两个人之间距离一下子缩小,不光是心与心的距离,而且是身体的距离,已经亲密无间。
“你刚才说,做点消闲的事情,是什么事情啊?现在可以做了吗?”妮可站在李驿路的对面,目光大胆的直视着他,张开了自己的一切。
“我想看看你的这里面。”李驿路指了指妮可的头,他想轻松的开个玩笑。
妮可听后楞了一下,用有点特别的眼神看着李驿路,显然她理解错了李驿路的意思,美丽的眼睛凝视着李驿路,慢慢的抬起头来。
“看着我,看着我的眼睛,把你的心里话在心里说几遍。”李驿路轻声说着,双手抱住了妮可的双肩。
妮可笑了一下,笑得有些勉强。她的脑波动很剧烈,情绪波动很大,李驿路放弃了用神识进入的办法和她沟通。
李驿路看着妮可,集中了所有的精神力,神识一动,幻化为一个缩微版的李驿路,钻进了妮可的眼中,进入了妮可的识海。这是一种对对方没有损伤的办法,李驿路曾几次用这种方法进入钱毅昊的大脑,对他没有任何伤害。
妮可的识海里,大脑与常人无异,没有李驿路识海里的精神力雾团,也没有水波状的神识力,有一些淡淡的雾漂浮着。缩微版的李驿路很缓慢的靠近妮可的大脑,这大脑如同星空一般,繁星闪烁。一片片极淡的白色雾团在脑海中飘着,不仔细看还真辨识不出来。一切都和普通的凡人一样,没有差别。
李驿路有点失望。妮可说的醍醐灌顶,应该不单单是重练机体,重塑肉身,妮可陡然增加出来的奇异能力,应该是有功法潜移默化在了她的识海里。但识海里没有,脑海里也没有发现。
缩小版的李驿路从妮可的识海里空着双手退了出来,这前后也就是眨眼的时间。再看妮可,已经闭上了眼睛,仰头面对着他,一副任凭君看的姿态。这是对李驿路毫无保留的放开。
“你这是干什么?困了吗?”李驿路故意问道,存心想逗逗妮可,缓解自己的失望。
“你。”妮可一时气结,气恼的看着这个不解风情的中国男人。
“不,有一些事情,不能现在做,有几件事情必须马上做。
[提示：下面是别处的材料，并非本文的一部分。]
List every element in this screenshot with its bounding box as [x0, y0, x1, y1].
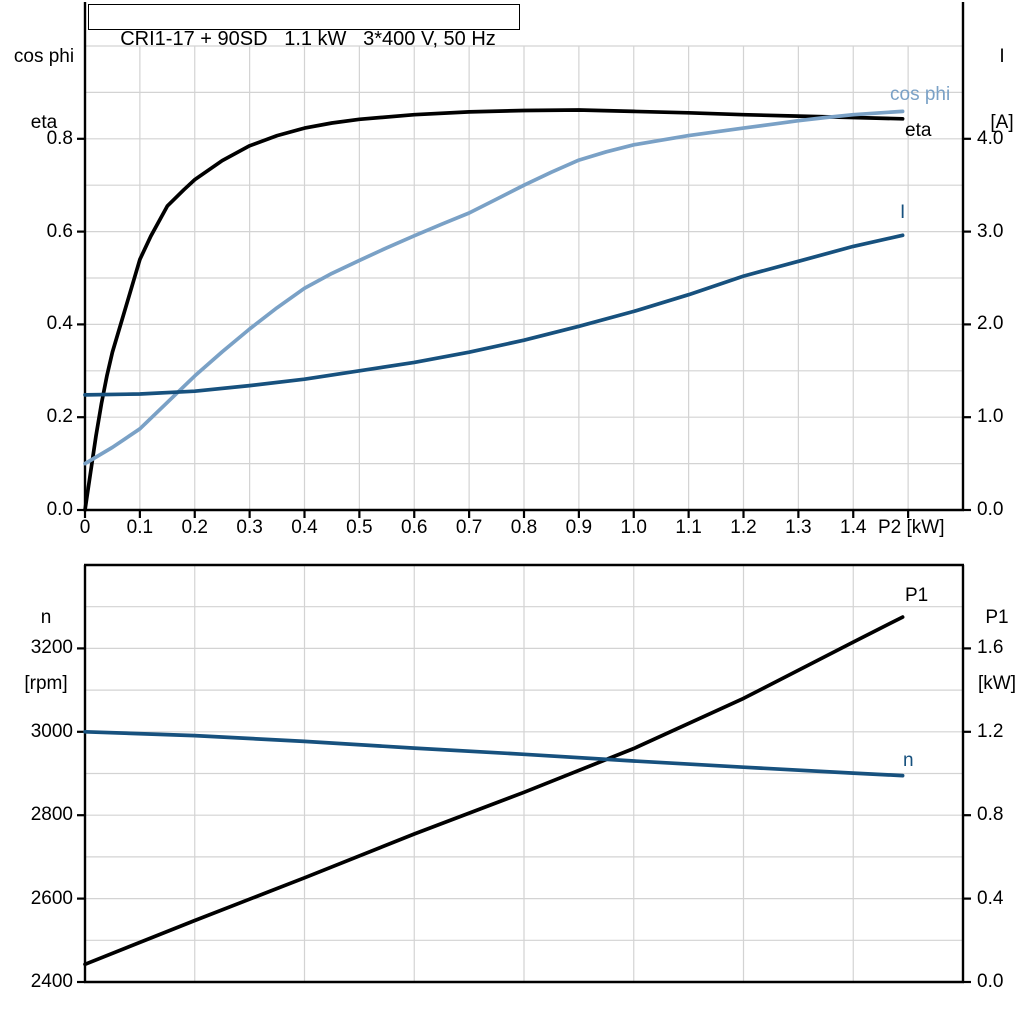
curve-n — [83, 729, 905, 778]
x-axis-tick-label: 0.9 — [565, 517, 593, 538]
right-axis-tick-label: 0.0 — [977, 971, 1004, 992]
right-axis-tick-label: 0.8 — [977, 804, 1004, 826]
top-right-axis-title: I [A] — [973, 2, 1024, 178]
top-left-axis-title-line1: cos phi — [13, 46, 75, 67]
bottom-left-axis-title-line1: n — [40, 607, 52, 628]
right-axis-tick-label: 2.0 — [977, 313, 1004, 335]
eta-curve-label: eta — [905, 120, 932, 141]
left-axis-tick-label: 3000 — [30, 720, 73, 742]
left-axis-tick-label: 0.0 — [46, 499, 73, 520]
top-left-axis-title-line2: eta — [30, 112, 58, 133]
x-axis-tick-label: 0.5 — [346, 517, 373, 538]
curve-i — [83, 233, 905, 397]
right-axis-tick-label: 3.0 — [977, 220, 1004, 242]
left-axis-tick-label: 2800 — [30, 804, 73, 826]
left-axis-tick-label: 0.8 — [46, 127, 73, 149]
x-axis-tick-label: 1.2 — [730, 517, 757, 538]
x-axis-tick-label: 0.4 — [291, 517, 318, 538]
x-axis-tick-label: 1.3 — [785, 517, 812, 538]
x-axis-tick-label: 0.6 — [401, 517, 428, 538]
bottom-left-axis-title-line2: [rpm] — [24, 673, 68, 694]
left-axis-tick-label: 0.4 — [46, 313, 73, 335]
bottom-right-axis-title: P1 [kW] — [966, 563, 1024, 739]
bottom-right-axis-title-line1: P1 — [985, 607, 1009, 628]
curve-p1 — [83, 615, 905, 967]
right-axis-tick-label: 1.2 — [977, 720, 1004, 742]
x-axis-tick-label: 0.3 — [236, 517, 263, 538]
chart-title-box: CRI1-17 + 90SD 1.1 kW 3*400 V, 50 Hz — [88, 4, 520, 50]
left-axis-tick-label: 2600 — [30, 887, 73, 909]
bottom-right-axis-title-line2: [kW] — [978, 673, 1016, 694]
right-axis-tick-label: 0.0 — [977, 499, 1004, 520]
right-axis-tick-label: 1.6 — [977, 637, 1004, 659]
p1-curve-label: P1 — [905, 585, 929, 606]
current-curve-label: I — [900, 202, 906, 223]
x-axis-tick-label: 0.8 — [510, 517, 538, 538]
left-axis-tick-label: 3200 — [30, 637, 73, 659]
top-right-axis-title-line1: I — [999, 46, 1005, 67]
x-axis-tick-label: 1.0 — [620, 517, 647, 538]
x-axis-tick-label: 1.1 — [675, 517, 702, 538]
x-axis-tick-label: 0.1 — [126, 517, 154, 538]
left-axis-tick-label: 0.6 — [46, 220, 73, 242]
x-axis-tick-label: 0 — [79, 517, 91, 538]
bottom-left-axis-title: n [rpm] — [8, 563, 84, 739]
right-axis-tick-label: 4.0 — [977, 127, 1004, 149]
top-x-axis-title: P2 [kW] — [878, 517, 945, 538]
x-axis-tick-label: 1.4 — [840, 517, 867, 538]
top-left-axis-title: cos phi eta — [6, 2, 82, 178]
curve-eta — [83, 108, 905, 512]
x-axis-tick-label: 0.7 — [455, 517, 483, 538]
left-axis-tick-label: 0.2 — [46, 406, 73, 428]
top-right-axis-title-line2: [A] — [990, 112, 1014, 133]
right-axis-tick-label: 1.0 — [977, 406, 1004, 428]
n-curve-label: n — [903, 750, 914, 771]
curve-cos-phi — [83, 109, 905, 466]
chart-title-text: CRI1-17 + 90SD 1.1 kW 3*400 V, 50 Hz — [120, 28, 496, 50]
left-axis-tick-label: 2400 — [30, 971, 73, 992]
cos-phi-curve-label: cos phi — [890, 84, 951, 105]
right-axis-tick-label: 0.4 — [977, 887, 1004, 909]
x-axis-tick-label: 0.2 — [181, 517, 208, 538]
你要认真回答我,这很重要。”看到妮可的脸色不对,李驿路马上收起了开玩笑的心事,很认真的说道。
看到李驿路严肃的样子,妮可也跟着严肃起来。毕竟现在这个氛围,距离浪漫还是有点距离的。
“你能不能回忆一下你祖父和你父亲与恶魔决战的任何细节。不论有多少,有一点是一点,哪怕是道听途说的事情,哪怕是传闻,尽可能告诉我,这很重要。”李驿路和妮可面对面坐着,李驿路厚重的手握着妮可纤细小巧的手。
妮可没有马上回答,她陷入了深深的回忆之中。过了很长时间,才抬起头看着李驿路,眼睛里竟然含着泪光。
“我听我的祖母和我的母亲说过一些事情。与恶魔的决斗没有第二个人在场,这是千万年来的规矩,没有人可以改变。所有有关决斗的任何事情我都无法告诉你,否则也不会千万年不变的面对死亡而毫无办法了。我祖父和我父亲是我们族群里最伟大勇士,因为祖父留下了尸体,而父亲还留下了一句话。我成为族群里的圣者之后,也思考了很长时间,祖父一定是从千万年来的经验里总结出了什么,才做了很多准备,才能够留下自己的尸体。而父亲也一定是从祖父那里得到了什么,才能够留下一句话,而且是肉身无损的死亡。可是到现在为止,出了那句‘恶魔章鱼’四个字,我什么都没有破解出来。”妮可有些恼恨的苦笑了一下,李驿路擦掉了她眼角的泪。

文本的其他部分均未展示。